Cho Kelly, Dupuis Josée
Departments of Genetics and Biostatistics, Yale University Schools of Medicine and Public Health, New Haven, CT 06520-8034, USA.
BMC Genet. 2009 Aug 10;10:44. doi: 10.1186/1471-2156-10-44.
In affected sibling pair linkage analysis, the presence of linkage disequilibrium (LD) has been shown to lead to overestimation of the number of alleles shared identity-by-descent (IBD) among sibling pairs when parents are ungenotyped. This inflation results in spurious evidence for linkage even when the markers and the disease locus are not linked. In our study, we first theoretically evaluate how inflation in IBD probabilities leads to overestimation of a nonparametric linkage (NPL) statistic under the assumption of linkage equilibrium. Next, we propose a two-step processing strategy in order to systematically evaluate approaches to handle LD. Based on the observed inflation of expected logarithm of the odds ratio (LOD) from our theoretical exploration, we implemented our proposed two-step processing strategy. Step 1 involves three techniques to filter a dense set of markers. In step 2, we use the selected subset of markers from step 1 and apply four different methods of handling LD among dense markers: 1) marker thinning (MT); 2) recursive elimination; 3) SNPLINK; and 4) LD modeling approach in MERLIN. We evaluate relative performance of each method through simulation.
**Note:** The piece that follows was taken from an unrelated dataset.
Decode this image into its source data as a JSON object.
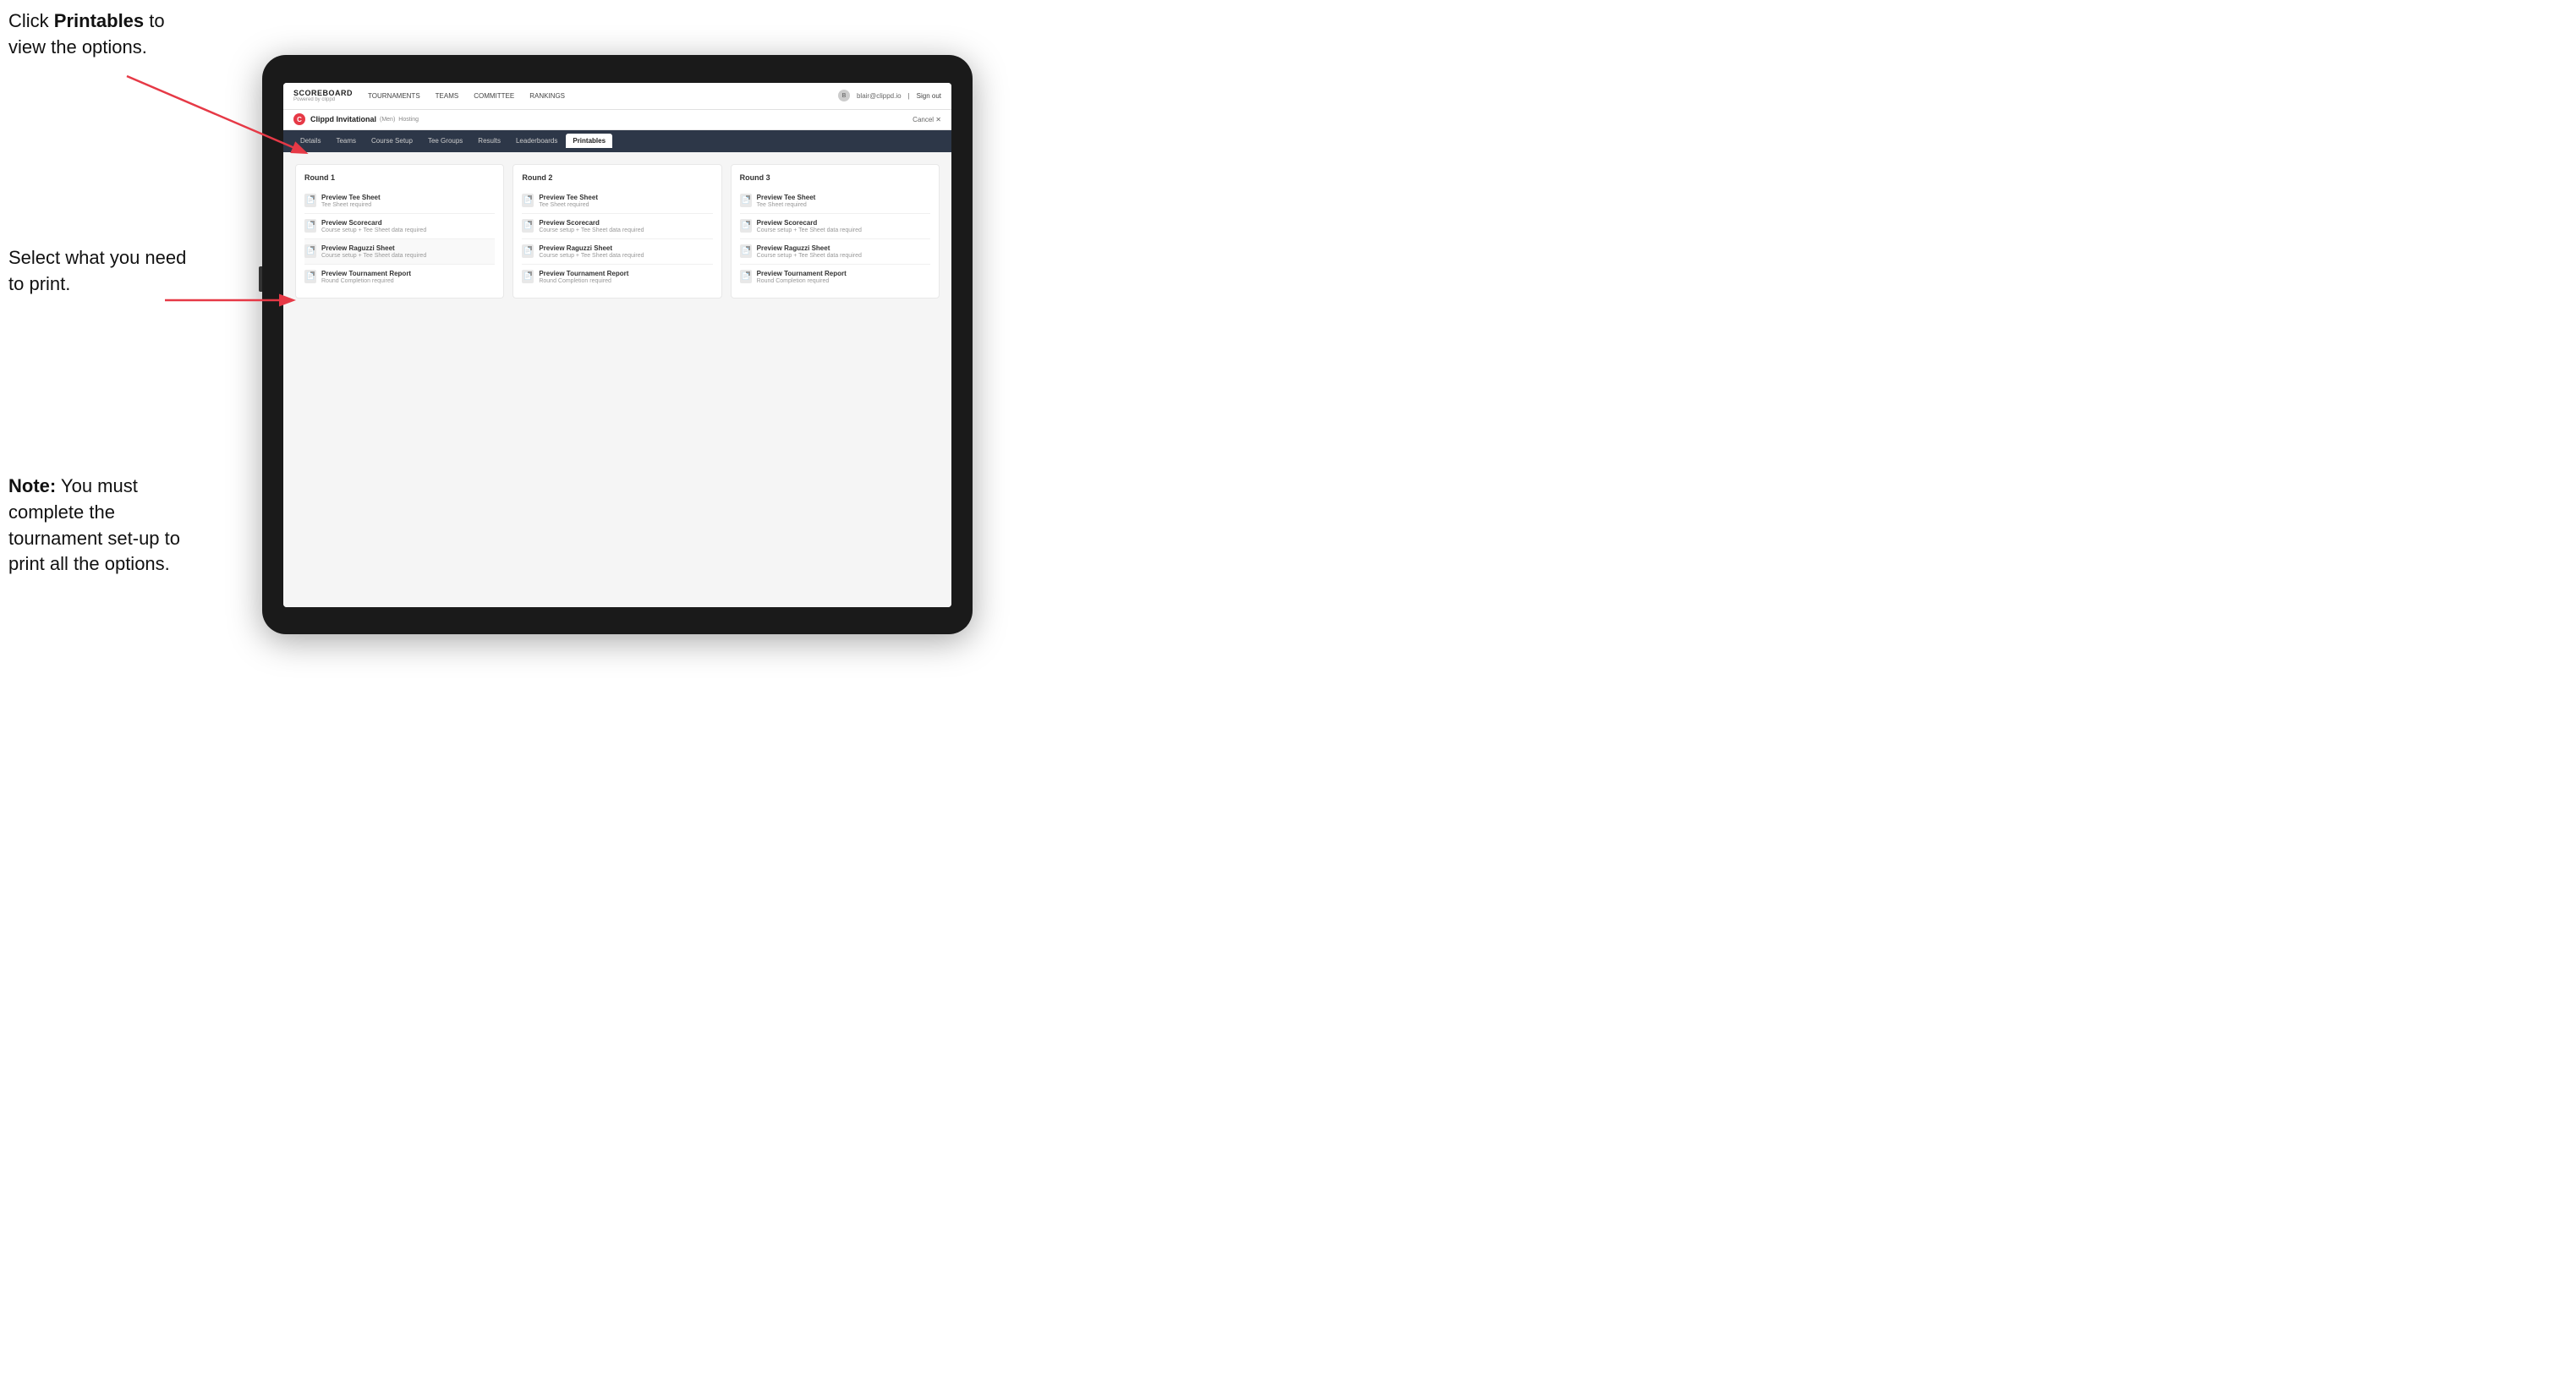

We observed LOD score inflation only when the parents were ungenotyped. For a given number of markers, all approaches evaluated for each type of LD threshold performed similarly; however, RE approach was the only one that eliminated the LOD score bias. Our simulation results indicate a reduction of approximately 75% to complete elimination of the LOD score inflation while maintaining the information content (IC) when setting a tolerable squared correlation coefficient LD threshold (r2) above 0.3 for or 2 SNPs per cM using MT.
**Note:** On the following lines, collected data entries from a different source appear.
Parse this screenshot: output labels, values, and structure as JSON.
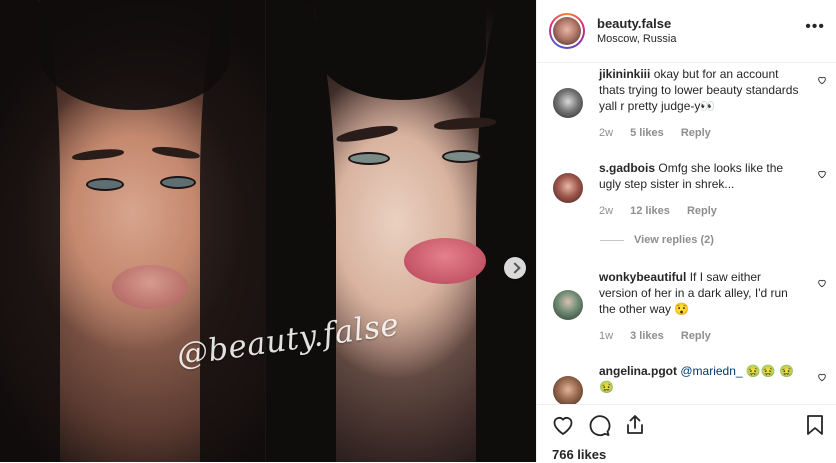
{
  "post": {
    "username": "beauty.false",
    "location": "Moscow, Russia",
    "watermark": "@beauty.false",
    "likes": "766 likes"
  },
  "comments": [
    {
      "user": "jikininkiii",
      "text": "okay but for an account thats trying to lower beauty standards yall r pretty judge-y👀",
      "time": "2w",
      "likes": "5 likes",
      "reply": "Reply"
    },
    {
      "user": "s.gadbois",
      "text": "Omfg she looks like the ugly step sister in shrek...",
      "time": "2w",
      "likes": "12 likes",
      "reply": "Reply",
      "view_replies": "View replies (2)"
    },
    {
      "user": "wonkybeautiful",
      "text": "If I saw either version of her in a dark alley, I'd run the other way 😯",
      "time": "1w",
      "likes": "3 likes",
      "reply": "Reply"
    },
    {
      "user": "angelina.pgot",
      "mention": "@mariedn_",
      "text": " 🤢🤢 🤢🤢"
    }
  ],
  "icons": {
    "more": "more-options-icon",
    "like": "heart-icon",
    "comment": "comment-icon",
    "share": "share-icon",
    "save": "bookmark-icon",
    "next": "chevron-right-icon"
  },
  "colors": {
    "text": "#262626",
    "muted": "#8e8e8e",
    "border": "#efefef",
    "mention": "#00376b"
  }
}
We have established a theoretical basis of how inflated IBD information among dense markers overestimates a NPL statistic. The two-step processing strategy serves as a useful framework to systematically evaluate relative performance of different methods to handle LD.
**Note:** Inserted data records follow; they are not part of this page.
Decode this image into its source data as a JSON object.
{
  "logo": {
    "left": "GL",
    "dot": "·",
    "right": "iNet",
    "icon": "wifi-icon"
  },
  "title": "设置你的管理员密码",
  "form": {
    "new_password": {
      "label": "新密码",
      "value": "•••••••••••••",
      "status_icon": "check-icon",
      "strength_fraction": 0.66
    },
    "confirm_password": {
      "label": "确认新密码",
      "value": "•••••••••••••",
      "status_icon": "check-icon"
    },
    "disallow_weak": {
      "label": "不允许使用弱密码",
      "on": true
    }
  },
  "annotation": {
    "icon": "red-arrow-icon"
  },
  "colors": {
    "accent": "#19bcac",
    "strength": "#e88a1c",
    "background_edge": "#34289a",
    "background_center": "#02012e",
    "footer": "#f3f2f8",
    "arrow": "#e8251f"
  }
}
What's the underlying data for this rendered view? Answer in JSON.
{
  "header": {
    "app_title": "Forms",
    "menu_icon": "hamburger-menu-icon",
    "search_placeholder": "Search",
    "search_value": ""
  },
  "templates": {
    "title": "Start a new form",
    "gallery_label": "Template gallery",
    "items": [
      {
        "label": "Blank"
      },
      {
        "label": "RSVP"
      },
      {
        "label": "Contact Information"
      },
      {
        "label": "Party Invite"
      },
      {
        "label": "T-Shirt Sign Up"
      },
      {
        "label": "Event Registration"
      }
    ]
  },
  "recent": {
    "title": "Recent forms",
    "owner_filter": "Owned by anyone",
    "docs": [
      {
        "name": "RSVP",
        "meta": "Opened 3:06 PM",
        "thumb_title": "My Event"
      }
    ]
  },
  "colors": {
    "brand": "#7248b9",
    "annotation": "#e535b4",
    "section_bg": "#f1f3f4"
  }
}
在受累同胞对连锁分析中,当父母未进行基因分型时,连锁不平衡(LD)的存在已被证明会导致同胞对之间通过血缘相同(IBD)共享的等位基因数量被高估。这种膨胀即使在标记与疾病位点不连锁时也会导致连锁的虚假证据。在我们的研究中,我们首先从理论上评估在连锁平衡假设下,IBD概率的膨胀如何导致非参数连锁(NPL)统计量的高估。接下来,我们提出一种两步处理策略,以便系统地评估处理LD的方法。基于我们理论探索中观察到的期望优势比对数(LOD)的膨胀,我们实施了我们提出的两步处理策略。第一步涉及三种技术来筛选密集的标记集。在第二步中,我们使用第一步中选择的标记子集,并应用四种不同的方法来处理密集标记之间的LD:1)标记稀疏化(MT);2)递归消除;3)SNPLINK;4)MERLIN中的LD建模方法。我们通过模拟评估每种方法的相对性能。
我们仅在父母未进行基因分型时观察到LOD评分膨胀。对于给定数量的标记,针对每种类型的LD阈值评估的所有方法表现相似;然而,RE方法是唯一消除LOD评分偏差的方法。我们的模拟结果表明,当使用MT将可容忍的平方相关系数LD阈值(r2)设置为高于0.3或每厘摩2个单核苷酸多态性(SNP)时,LOD评分膨胀可减少约75%至完全消除,同时保持信息含量(IC)。
我们已经建立了一个理论基础,即密集标记之间膨胀的IBD信息如何高估NPL统计量。两步处理策略是一个有用的框架,可用于系统地评估处理LD的不同方法的相对性能。